Can I use my stapler for laminate flooring for engineered wood flooring?
Matt Thrane, training specialist at Wauwatosa, Wis.-based Gehl Flooring Supply, answers:
At many flooring companies, it has become standard to install laminate flooring with a 20-gauge flooring stapler (what many people refer to generically as a “Floor Runner,” which is actually a brand name), but this isn’t the right tool for installing engineered wood flooring.
Most laminate floors are thinner (1/4–1/2 inch) and constructed of a composite material that may require a thin-gauge staple so the fastener does not telegraph into the face of the material. Engineered flooring is constructed of plies of plywood or sometimes fillets and glued together in perpendicular layers. The final material thickness can range from 3/8–3/4 inch. With this additional thickness, a 20-gauge flooring stapler that may be sufficient for a laminate floor will not have the holding power to properly fasten an engineered floor.
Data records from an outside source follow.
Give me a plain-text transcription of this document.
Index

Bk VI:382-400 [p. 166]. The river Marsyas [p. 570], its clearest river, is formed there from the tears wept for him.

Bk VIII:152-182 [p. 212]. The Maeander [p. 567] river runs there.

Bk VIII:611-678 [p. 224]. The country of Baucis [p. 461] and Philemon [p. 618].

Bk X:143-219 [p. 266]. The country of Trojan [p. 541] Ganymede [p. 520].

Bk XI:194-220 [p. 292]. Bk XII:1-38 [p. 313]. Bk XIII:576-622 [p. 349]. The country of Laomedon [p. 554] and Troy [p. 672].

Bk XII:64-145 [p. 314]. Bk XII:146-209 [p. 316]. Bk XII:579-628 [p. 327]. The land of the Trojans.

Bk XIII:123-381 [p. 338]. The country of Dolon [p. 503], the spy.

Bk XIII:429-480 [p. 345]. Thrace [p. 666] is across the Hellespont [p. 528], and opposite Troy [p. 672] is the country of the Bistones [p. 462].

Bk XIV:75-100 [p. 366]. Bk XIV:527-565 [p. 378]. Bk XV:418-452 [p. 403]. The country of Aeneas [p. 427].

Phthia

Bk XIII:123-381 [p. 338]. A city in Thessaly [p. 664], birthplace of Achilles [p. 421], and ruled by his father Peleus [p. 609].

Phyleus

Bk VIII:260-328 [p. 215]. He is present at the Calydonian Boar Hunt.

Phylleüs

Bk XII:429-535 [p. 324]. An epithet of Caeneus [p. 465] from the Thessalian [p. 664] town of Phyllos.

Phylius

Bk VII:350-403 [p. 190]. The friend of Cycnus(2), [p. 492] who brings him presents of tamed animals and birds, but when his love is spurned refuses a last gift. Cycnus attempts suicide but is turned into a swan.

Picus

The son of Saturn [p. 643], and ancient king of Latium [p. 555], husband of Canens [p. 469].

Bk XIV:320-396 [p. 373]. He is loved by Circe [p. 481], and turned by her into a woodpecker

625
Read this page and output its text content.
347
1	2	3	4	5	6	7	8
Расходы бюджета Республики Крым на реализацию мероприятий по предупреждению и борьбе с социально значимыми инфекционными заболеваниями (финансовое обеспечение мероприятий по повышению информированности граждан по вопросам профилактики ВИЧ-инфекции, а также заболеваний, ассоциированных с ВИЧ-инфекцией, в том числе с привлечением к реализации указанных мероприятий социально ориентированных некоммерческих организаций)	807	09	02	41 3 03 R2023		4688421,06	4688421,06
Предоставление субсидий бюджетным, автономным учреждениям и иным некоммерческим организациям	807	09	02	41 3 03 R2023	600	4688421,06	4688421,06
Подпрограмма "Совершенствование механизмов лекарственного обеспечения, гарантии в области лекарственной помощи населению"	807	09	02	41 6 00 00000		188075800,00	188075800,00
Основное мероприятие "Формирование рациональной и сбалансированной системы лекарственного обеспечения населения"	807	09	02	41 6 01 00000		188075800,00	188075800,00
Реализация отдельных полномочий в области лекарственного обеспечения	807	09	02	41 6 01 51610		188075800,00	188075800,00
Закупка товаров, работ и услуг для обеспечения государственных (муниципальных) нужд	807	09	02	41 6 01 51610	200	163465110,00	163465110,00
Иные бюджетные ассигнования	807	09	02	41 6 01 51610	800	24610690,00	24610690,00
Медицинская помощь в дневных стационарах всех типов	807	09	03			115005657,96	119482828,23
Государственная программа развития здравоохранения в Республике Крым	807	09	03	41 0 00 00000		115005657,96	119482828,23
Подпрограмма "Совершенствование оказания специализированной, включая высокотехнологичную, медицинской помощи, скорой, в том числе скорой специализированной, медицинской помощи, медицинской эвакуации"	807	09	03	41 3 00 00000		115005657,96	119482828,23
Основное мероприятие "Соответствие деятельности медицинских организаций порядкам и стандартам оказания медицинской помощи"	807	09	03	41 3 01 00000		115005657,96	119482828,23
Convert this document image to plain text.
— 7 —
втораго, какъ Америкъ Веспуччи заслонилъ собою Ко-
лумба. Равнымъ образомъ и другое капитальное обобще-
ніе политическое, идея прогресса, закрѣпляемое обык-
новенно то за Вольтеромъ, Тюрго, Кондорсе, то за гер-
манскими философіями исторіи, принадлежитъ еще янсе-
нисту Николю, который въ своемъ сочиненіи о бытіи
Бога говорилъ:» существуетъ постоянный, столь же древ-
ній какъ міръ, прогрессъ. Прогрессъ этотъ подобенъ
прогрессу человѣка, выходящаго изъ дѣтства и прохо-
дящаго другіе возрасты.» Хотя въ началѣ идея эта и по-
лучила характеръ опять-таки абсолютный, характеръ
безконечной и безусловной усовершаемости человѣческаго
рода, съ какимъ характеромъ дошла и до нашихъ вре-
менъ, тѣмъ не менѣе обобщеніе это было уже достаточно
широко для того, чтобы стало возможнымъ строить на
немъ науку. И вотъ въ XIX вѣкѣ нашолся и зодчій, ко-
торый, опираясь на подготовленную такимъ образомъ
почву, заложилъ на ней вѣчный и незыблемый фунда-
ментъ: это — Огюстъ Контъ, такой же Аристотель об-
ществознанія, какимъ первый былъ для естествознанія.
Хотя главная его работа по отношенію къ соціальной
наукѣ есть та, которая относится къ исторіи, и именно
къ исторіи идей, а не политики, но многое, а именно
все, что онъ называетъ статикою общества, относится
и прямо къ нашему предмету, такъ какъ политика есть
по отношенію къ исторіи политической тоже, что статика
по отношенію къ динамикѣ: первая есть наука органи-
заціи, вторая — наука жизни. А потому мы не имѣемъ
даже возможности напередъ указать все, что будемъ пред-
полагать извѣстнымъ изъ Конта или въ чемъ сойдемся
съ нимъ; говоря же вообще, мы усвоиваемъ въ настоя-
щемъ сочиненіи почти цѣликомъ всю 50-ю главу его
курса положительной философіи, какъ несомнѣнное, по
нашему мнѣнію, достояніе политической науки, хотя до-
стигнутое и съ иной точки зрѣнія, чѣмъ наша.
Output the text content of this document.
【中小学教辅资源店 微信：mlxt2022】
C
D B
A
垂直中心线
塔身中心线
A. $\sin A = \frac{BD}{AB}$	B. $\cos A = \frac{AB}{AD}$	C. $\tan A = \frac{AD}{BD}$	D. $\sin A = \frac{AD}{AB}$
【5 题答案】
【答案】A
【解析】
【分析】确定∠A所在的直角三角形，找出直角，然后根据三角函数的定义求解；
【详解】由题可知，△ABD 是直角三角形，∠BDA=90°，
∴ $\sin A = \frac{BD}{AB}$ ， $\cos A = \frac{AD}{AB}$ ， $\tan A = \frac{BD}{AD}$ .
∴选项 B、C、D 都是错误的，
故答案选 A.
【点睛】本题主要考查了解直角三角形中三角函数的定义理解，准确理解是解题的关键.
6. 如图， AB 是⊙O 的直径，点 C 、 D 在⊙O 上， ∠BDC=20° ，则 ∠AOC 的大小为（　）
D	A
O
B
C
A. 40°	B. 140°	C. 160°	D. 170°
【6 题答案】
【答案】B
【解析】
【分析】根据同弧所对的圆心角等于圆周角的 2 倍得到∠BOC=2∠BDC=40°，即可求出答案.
A 20-gauge Floor Runner can only accept a staple length of 1 inch, and if you insert a 1-inch staple at the industry standard of 45 degrees into 9/16-inch flooring, you will penetrate into the subfloor only about a 1/16 inch—not nearly enough holding power for wood flooring. A wood floor installed that way will likely come loose from the subfloor with seasonal changes.
On the opposite end of the spectrum, using a standard hardwood flooring fastener (15.5-gauge staple or 16-gauge cleat) on engineered flooring may provide the correct subfloor penetration, but you will risk the fastener telegraphing through the surface of the flooring.
A commonly recommended fastener for engineered flooring is an 18- or 20-gauge staple or cleat in a nailer that will accept a fastener length up to 11/2 inch. Many manufacturers make a gun that will accept these fasteners.
Always check with the installation guidelines of the material you are working with, as most flooring manufacturers have suggested guns to install their flooring.